The irony was that initially, it was not Mohammed’s slander-filled ideological rant that drew attention to this ceremony. At first, it was the reaction of students to the appearance of Mayor Eric Adams at the graduation ceremony. Students booed and raised their middle figures at Adams, while most of the graduating class turned their backs when he spoke. That was a reaction to his so-far inadequate attempts to rein in the crime wave started by his predecessor Bill de Blasio’s policies and exacerbated by the Black Lives Matter riots that undermined the police.
That incident generated an article in the New York Times that didn’t even mention Mohammed’s antisemitic speech, though it also noted that such leftist dogmatism was to be expected at CUNY. Indeed, as of this writing, the Times has not printed a single word about Mohammed’s speech. Though it made the front page of the New York Post (the Post’s typically witty headline about Mohammed read “Stark Raving Grad”), it was apparently not considered newsworthy by the liberal “newspaper of record.” [Editor’s note: The Sunday Times featured a column by its Metropolitan columnist that was largely sympathetic to CUNY.]
Mohammed was not without her defenders. Anti-Zionist Times contributor and CUNY journalism professor Peter Beinart claimed that her lies about Israel were true, illustrating once again that some Jews are supporters of antisemitism. He was joined in this by the Council on American Islamic Relations (CAIR), which was founded as a political front for the same Holy Land Foundation Mohammed defended, who described the anger her antisemitism generated as an attempt to suppress “free speech.” (And, yes, that’s the same CAIR that was consulted by the Biden administration while preparing its strategy for combating antisemitism.)

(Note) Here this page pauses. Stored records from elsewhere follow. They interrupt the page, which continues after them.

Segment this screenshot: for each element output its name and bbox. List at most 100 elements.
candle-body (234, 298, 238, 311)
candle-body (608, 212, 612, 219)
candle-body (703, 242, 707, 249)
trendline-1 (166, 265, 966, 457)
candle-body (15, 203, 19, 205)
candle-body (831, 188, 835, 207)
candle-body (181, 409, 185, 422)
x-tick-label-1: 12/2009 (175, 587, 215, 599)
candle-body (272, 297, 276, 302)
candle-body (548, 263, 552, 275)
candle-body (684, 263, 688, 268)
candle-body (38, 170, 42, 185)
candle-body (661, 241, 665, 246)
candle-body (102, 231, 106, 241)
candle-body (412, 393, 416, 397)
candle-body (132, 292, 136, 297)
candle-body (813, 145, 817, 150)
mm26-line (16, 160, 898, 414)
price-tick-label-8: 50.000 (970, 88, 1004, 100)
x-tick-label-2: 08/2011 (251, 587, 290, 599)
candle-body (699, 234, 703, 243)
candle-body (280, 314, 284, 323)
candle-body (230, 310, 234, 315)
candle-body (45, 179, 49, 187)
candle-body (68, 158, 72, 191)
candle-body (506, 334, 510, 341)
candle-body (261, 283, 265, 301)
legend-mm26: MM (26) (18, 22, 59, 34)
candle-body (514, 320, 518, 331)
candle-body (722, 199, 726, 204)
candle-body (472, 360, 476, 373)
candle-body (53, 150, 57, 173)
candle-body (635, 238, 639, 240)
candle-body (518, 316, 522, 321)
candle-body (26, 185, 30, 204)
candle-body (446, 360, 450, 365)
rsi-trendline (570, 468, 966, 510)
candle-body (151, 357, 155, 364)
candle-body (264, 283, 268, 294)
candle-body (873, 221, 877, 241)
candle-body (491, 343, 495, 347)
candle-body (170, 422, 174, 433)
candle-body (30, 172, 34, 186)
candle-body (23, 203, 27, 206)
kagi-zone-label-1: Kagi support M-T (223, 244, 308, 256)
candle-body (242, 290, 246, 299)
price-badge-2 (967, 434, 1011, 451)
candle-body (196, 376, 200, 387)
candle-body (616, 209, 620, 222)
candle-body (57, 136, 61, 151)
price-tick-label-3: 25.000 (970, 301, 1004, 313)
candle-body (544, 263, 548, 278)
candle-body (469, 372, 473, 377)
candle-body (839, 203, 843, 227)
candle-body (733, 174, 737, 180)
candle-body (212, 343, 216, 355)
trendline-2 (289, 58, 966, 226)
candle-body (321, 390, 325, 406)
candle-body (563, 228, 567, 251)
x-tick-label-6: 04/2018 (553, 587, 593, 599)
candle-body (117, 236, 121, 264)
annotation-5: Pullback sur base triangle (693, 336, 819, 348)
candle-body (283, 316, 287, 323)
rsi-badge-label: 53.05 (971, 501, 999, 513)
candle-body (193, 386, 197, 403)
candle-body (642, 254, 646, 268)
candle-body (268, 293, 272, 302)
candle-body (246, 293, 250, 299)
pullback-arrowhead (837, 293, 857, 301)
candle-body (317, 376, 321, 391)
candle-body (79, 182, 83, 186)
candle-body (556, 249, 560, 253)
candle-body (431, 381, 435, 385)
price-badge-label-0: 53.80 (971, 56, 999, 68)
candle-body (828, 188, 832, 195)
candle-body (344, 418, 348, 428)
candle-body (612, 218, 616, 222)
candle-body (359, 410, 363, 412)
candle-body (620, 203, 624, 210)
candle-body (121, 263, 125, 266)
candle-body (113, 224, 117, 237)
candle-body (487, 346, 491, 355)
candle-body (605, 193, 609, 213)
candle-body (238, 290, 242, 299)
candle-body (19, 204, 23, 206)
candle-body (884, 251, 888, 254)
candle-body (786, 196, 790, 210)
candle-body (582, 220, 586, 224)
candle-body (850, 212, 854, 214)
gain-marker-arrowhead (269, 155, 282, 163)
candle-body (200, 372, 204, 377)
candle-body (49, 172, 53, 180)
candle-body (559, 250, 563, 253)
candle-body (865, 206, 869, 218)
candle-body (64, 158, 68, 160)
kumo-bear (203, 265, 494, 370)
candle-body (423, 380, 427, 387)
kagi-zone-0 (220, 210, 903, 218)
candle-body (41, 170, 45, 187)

The time has passed for Jewish groups to content themselves with statements complaining about such incidents. If they are to be taken seriously as opponents of antisemitism, then they must demand the defunding of all schools that engage in DEI indoctrination that helps generate this sort of open hatred.
DeSantis and those who support his much-needed counterattack on the forces seeking to impose radicalism on students are accused of fighting a “culture war,” though it is the left that started the war on Western culture. But anyone who is interested in combating antisemitism must join this war. The only way to make a difference is to insist on defunding institutions that foster hatred.